Elle m’informe finalement qu’elle a été très déçue de l’hospitalisation récente. Elle me dit qu’elle ne voulait pas faire part des détails initialement, car elle n’avait rien de bon à dire sur les médecins et sur la façon dont elle a été traitée.

Lorsqu’elle avait été vue en clinique, il y a six mois, elle avait eu une très bonne performance à tous les tests d’agilité et de cognition. Nous avions donc répondu à la question de son chirurgien par rapport à ses risques opératoires en lui disant qu’elle ne présentait pas de risque exceptionnel pour ce qui est de la résection de la masse. Par contre, à notre grande surprise, quatre mois après cette décision chirurgicale, elle attendait toujours la chirurgie « planifiée ». Pas de chance : cinq mois après cette décision chirurgicale, elle a été hospitalisée pour des symptômes d’obstruction intestinale.

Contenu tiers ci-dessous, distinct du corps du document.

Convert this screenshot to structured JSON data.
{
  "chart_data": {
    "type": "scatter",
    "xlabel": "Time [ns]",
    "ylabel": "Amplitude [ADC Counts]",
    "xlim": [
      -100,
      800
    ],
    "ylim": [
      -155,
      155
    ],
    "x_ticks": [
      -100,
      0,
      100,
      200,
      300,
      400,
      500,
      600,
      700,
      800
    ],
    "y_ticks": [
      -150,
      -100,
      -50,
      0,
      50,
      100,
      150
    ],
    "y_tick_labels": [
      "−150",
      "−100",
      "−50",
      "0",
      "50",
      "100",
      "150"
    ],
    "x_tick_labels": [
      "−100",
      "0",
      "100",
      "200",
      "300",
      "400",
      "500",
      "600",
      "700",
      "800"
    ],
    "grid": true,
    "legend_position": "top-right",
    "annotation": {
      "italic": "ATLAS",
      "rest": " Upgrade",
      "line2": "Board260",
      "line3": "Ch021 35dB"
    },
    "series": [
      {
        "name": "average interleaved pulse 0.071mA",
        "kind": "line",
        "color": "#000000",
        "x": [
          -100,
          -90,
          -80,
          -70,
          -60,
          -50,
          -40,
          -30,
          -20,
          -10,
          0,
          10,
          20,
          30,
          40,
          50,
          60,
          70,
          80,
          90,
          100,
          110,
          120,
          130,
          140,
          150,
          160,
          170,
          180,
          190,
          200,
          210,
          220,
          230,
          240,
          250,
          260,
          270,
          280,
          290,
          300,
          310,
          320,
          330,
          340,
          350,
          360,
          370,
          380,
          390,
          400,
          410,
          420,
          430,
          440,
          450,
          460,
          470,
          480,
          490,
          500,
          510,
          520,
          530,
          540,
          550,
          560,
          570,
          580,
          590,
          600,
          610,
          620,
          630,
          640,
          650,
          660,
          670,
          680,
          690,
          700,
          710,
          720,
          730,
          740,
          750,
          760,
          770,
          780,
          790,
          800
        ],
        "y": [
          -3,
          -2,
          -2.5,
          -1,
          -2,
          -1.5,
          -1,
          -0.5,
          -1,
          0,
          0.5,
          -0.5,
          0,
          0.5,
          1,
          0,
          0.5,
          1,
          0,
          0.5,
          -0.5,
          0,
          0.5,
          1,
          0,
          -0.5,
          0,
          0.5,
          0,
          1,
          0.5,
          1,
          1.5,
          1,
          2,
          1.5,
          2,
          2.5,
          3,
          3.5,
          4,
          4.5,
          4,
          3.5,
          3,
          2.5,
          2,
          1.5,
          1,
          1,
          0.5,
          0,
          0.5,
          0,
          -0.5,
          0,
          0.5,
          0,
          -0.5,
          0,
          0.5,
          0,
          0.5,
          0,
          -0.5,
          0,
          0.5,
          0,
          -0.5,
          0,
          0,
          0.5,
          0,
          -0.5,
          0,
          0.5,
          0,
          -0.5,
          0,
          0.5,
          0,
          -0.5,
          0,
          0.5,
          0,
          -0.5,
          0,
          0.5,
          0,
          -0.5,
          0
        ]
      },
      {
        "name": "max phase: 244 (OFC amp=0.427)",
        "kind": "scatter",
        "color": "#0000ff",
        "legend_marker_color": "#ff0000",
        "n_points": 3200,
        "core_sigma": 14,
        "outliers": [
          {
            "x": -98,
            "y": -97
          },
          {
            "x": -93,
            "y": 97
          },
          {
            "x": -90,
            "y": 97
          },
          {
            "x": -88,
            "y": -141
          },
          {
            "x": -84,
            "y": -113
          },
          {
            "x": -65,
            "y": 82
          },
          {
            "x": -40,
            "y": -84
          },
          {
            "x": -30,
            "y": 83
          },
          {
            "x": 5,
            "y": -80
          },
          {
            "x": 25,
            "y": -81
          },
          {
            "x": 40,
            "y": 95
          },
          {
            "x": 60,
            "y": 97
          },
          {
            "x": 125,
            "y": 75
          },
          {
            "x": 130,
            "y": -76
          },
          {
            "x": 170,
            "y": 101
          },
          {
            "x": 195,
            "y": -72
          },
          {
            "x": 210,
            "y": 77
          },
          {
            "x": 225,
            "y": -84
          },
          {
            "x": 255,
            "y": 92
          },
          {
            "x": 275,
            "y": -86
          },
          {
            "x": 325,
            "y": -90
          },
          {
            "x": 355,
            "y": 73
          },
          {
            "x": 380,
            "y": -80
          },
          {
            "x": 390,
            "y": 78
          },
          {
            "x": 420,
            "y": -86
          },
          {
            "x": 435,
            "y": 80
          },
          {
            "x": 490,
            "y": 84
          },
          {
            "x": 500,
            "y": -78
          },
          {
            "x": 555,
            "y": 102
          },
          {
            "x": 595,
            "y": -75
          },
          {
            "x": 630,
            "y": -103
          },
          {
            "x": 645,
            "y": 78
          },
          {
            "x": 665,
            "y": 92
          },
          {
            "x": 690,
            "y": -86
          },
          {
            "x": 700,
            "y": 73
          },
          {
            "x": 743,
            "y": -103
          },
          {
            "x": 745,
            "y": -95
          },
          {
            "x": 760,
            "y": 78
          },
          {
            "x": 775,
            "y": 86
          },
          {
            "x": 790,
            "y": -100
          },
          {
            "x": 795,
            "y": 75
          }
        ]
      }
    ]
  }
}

Une laparotomie ouverte a alors été réalisée et c’est à ce moment qu’on a jugé que la résection de la masse ovarienne était impossible à faire, car cette dernière avait alors trois fois sa taille d’origine et envahissait des organes voisins, dont le tractus digestif. Ainsi, sur la même table où elle devait être opérée initialement, le chirurgien qui lui a dit qu’il allait enlever la tumeur lui a plutôt créé un bypass iléocolique palliatif pour soulager ses symptômes d’obstruction.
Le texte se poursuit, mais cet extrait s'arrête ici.